Emergency Bowel Surgery Death Rates Described as ‘Too High’

June 30th, 2015
Emergency Bowel Surgery Death Rates Described as ‘Too High’

The number of people who die following emergency bowel surgery is too high, according to an audit carried out in England and Wales.

Members of the National Laparotomy Audit team discovered that 1 in 10 people die within 30 days of an emergency laparotomy procedure. Experts believe that some of these deaths could be prevented and potential issues that were raised by the audit include a lack of expert supervision for some procedures. There were also concerns that the best possible treatment was not available immediately for those who required emergency care.

The audit, which was commissioned by the Healthcare Quality Improvement Partnership, analysed data from 120,000 patients across 192 hospitals in England and Wales.

The findings of the audit indicated significant variations in standards of care, a shortfall for reaching targets in between 30 and 40 percent of the hospitals involved and a failure to meet targets for seeing a consultant and getting to theatre.
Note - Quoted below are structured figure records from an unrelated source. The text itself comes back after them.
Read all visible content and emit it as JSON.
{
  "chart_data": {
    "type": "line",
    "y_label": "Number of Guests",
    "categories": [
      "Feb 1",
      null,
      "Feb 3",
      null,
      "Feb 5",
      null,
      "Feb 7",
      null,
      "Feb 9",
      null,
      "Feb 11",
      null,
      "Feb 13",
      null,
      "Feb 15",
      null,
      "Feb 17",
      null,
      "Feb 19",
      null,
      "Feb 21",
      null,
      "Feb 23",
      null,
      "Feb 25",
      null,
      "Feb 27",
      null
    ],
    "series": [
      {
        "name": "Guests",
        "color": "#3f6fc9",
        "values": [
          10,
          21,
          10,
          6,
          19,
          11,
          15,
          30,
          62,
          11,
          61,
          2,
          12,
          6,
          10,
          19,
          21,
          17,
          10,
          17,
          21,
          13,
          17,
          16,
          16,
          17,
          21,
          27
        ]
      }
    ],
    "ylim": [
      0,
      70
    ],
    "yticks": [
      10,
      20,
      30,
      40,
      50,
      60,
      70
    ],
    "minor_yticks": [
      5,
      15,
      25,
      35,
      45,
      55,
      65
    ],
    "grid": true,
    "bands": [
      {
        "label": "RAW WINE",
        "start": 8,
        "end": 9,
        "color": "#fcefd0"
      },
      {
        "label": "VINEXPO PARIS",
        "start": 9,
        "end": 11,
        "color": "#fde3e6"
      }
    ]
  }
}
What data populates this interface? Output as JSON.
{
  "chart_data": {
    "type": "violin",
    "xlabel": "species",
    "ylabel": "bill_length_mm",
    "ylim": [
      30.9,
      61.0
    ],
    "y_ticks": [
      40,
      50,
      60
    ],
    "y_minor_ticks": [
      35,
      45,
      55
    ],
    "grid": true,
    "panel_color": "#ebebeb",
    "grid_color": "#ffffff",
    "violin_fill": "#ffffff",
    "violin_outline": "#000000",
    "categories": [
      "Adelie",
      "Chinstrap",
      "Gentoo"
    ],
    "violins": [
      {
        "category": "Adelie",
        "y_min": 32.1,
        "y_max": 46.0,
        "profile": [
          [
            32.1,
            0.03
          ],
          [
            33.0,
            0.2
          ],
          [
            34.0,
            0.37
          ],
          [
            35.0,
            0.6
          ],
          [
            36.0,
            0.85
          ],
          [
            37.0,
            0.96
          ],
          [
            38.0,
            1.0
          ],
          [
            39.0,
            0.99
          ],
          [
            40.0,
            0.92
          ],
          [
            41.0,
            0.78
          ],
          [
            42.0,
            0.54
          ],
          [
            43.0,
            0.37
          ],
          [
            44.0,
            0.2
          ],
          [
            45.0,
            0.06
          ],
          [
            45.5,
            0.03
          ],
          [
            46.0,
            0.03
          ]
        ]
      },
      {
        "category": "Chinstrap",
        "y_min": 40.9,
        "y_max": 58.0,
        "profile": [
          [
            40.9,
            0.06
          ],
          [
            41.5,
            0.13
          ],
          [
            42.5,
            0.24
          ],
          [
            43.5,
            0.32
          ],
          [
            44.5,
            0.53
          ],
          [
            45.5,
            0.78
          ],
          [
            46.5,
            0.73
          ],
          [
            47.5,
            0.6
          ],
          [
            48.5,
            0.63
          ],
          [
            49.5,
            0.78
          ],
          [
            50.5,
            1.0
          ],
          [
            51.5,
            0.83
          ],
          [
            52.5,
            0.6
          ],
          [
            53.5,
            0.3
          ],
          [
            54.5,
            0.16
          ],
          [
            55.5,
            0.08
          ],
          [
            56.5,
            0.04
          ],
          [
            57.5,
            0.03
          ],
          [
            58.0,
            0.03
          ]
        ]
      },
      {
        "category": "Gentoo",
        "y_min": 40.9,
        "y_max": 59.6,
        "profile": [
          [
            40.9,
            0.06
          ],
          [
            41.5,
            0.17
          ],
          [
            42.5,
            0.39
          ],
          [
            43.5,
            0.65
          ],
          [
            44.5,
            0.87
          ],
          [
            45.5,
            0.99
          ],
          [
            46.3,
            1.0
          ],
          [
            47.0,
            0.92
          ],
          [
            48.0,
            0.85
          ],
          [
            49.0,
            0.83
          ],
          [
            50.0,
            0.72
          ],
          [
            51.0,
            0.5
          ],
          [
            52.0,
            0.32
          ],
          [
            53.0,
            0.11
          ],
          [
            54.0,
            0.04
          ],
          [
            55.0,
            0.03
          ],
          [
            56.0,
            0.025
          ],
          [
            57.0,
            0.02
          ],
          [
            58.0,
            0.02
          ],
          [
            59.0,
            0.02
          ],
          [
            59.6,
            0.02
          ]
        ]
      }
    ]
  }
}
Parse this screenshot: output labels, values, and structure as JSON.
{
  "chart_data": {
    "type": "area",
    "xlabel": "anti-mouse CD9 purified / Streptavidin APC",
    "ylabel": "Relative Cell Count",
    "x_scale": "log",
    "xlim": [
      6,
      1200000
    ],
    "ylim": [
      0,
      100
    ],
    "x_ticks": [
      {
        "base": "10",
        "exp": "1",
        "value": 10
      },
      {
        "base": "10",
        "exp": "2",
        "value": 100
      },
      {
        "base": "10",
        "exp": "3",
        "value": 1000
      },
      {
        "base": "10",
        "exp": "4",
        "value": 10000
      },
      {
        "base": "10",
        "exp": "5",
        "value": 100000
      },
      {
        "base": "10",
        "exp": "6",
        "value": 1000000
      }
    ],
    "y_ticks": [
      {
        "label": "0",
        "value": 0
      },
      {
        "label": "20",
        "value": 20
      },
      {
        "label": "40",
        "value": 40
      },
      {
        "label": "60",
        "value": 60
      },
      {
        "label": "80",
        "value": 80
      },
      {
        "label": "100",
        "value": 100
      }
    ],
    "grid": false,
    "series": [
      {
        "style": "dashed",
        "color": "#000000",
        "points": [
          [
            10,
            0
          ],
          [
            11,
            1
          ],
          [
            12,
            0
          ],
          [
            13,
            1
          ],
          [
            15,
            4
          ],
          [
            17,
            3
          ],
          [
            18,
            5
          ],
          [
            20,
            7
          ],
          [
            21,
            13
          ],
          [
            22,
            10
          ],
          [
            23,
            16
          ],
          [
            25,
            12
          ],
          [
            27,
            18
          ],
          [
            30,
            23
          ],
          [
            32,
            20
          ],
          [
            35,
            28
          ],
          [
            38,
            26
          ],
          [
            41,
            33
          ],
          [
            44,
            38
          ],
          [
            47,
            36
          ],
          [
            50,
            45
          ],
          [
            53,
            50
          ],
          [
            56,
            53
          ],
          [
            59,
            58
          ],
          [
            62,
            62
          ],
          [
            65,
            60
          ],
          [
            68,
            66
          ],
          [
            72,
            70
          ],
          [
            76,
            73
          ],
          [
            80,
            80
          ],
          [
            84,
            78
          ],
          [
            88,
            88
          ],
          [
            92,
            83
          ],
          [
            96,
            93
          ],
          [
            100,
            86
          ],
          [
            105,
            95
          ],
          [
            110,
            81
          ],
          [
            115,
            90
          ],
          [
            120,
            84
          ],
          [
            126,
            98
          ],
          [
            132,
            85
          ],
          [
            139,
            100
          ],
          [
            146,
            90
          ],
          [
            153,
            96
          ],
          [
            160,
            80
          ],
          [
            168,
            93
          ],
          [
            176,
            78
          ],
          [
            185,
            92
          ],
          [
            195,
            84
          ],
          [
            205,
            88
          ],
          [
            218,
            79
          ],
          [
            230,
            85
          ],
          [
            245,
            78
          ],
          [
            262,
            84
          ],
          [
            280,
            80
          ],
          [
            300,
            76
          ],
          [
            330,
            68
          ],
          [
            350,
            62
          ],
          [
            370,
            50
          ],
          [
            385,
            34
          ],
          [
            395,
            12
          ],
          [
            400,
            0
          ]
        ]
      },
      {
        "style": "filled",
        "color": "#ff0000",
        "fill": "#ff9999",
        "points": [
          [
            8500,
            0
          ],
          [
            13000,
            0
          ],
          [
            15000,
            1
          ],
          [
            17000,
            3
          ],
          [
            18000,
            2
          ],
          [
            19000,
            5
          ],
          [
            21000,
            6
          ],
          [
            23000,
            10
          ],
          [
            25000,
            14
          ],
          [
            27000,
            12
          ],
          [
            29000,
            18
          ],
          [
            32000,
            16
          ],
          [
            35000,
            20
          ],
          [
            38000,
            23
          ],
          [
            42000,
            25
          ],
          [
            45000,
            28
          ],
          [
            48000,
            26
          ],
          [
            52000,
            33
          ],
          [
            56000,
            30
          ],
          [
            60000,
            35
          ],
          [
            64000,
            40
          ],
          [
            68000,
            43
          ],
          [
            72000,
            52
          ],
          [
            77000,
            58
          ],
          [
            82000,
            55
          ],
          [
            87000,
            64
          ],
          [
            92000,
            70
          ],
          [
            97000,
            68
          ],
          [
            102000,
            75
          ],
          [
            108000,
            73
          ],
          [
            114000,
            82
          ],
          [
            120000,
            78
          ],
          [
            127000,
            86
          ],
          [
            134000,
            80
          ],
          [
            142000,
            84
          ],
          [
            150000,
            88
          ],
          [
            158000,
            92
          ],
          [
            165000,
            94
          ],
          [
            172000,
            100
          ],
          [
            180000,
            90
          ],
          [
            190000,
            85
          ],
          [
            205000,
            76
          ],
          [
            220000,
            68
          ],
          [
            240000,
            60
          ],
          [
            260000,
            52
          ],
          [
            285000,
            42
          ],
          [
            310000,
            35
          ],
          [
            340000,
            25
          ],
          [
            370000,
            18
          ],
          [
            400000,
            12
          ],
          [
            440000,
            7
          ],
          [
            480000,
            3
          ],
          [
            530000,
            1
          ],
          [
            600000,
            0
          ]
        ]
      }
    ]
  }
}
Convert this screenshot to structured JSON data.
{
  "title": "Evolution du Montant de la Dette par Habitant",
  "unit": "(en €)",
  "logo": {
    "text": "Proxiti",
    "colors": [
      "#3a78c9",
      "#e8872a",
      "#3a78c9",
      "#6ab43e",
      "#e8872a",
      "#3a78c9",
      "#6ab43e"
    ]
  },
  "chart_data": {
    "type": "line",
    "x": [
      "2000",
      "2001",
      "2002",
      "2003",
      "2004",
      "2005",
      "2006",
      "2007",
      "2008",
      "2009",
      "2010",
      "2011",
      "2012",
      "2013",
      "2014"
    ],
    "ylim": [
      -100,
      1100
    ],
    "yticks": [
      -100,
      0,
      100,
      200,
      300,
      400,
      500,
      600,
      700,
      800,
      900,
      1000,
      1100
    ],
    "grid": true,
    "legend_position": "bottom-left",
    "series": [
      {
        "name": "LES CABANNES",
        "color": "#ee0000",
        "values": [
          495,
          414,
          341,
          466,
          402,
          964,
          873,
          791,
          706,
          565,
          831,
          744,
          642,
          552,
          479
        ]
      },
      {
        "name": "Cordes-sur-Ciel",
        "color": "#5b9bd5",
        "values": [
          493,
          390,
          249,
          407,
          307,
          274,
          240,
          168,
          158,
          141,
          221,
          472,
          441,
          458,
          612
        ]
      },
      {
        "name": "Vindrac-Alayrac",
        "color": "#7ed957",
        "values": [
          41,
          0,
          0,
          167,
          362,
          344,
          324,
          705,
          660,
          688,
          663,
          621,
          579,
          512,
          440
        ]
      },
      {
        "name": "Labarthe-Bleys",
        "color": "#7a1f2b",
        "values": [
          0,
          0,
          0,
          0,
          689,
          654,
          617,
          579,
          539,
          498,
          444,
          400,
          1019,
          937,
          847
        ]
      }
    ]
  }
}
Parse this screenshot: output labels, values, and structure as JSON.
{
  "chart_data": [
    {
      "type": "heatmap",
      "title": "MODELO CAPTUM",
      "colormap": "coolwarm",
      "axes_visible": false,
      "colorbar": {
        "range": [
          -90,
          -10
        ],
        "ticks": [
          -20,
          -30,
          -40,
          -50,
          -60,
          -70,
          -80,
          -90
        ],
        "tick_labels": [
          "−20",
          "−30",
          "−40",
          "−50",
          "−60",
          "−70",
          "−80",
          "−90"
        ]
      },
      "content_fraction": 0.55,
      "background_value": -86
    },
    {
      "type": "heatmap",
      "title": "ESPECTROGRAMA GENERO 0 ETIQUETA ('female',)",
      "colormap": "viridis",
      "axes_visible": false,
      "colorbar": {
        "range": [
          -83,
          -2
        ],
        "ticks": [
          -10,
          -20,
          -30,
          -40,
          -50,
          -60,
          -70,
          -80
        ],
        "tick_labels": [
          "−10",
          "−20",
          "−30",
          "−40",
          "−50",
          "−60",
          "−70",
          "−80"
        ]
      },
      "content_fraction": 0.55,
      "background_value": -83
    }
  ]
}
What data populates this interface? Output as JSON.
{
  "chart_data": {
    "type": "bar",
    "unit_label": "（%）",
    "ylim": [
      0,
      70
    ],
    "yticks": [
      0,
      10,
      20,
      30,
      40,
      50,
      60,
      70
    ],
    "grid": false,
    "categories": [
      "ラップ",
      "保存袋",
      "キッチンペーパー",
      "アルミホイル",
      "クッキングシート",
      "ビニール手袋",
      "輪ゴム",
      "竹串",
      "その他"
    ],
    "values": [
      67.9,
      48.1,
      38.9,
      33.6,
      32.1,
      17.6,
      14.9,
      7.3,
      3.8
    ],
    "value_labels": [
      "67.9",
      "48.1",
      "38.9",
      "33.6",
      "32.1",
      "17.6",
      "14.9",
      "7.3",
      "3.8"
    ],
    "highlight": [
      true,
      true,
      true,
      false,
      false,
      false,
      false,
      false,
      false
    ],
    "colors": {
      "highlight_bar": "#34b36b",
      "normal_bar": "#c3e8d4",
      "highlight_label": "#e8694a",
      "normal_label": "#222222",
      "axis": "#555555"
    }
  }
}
Only 50 percent of patients were seen by a consultant within the recommended time-frame of 12 hours and only 1 in 6 were sent to theatre within the recommended period, despite the urgent nature of the procedure. The study also highlighted a high risk of sepsis in many patients who were not treated with antibiotics quickly enough.

More than 30,000 emergency laparotomy procedures are carried out in England Wales each year. The procedure involves creating an incision in the abdomen in order to treat issues affecting the bowel, including internal bleeding, perforation and obstruction.

President of the Royal College of Surgeons, Miss Clare Mark, said that the statistics are worrying and addressing barriers to first-class standards of care and higher survival rates should be a priority.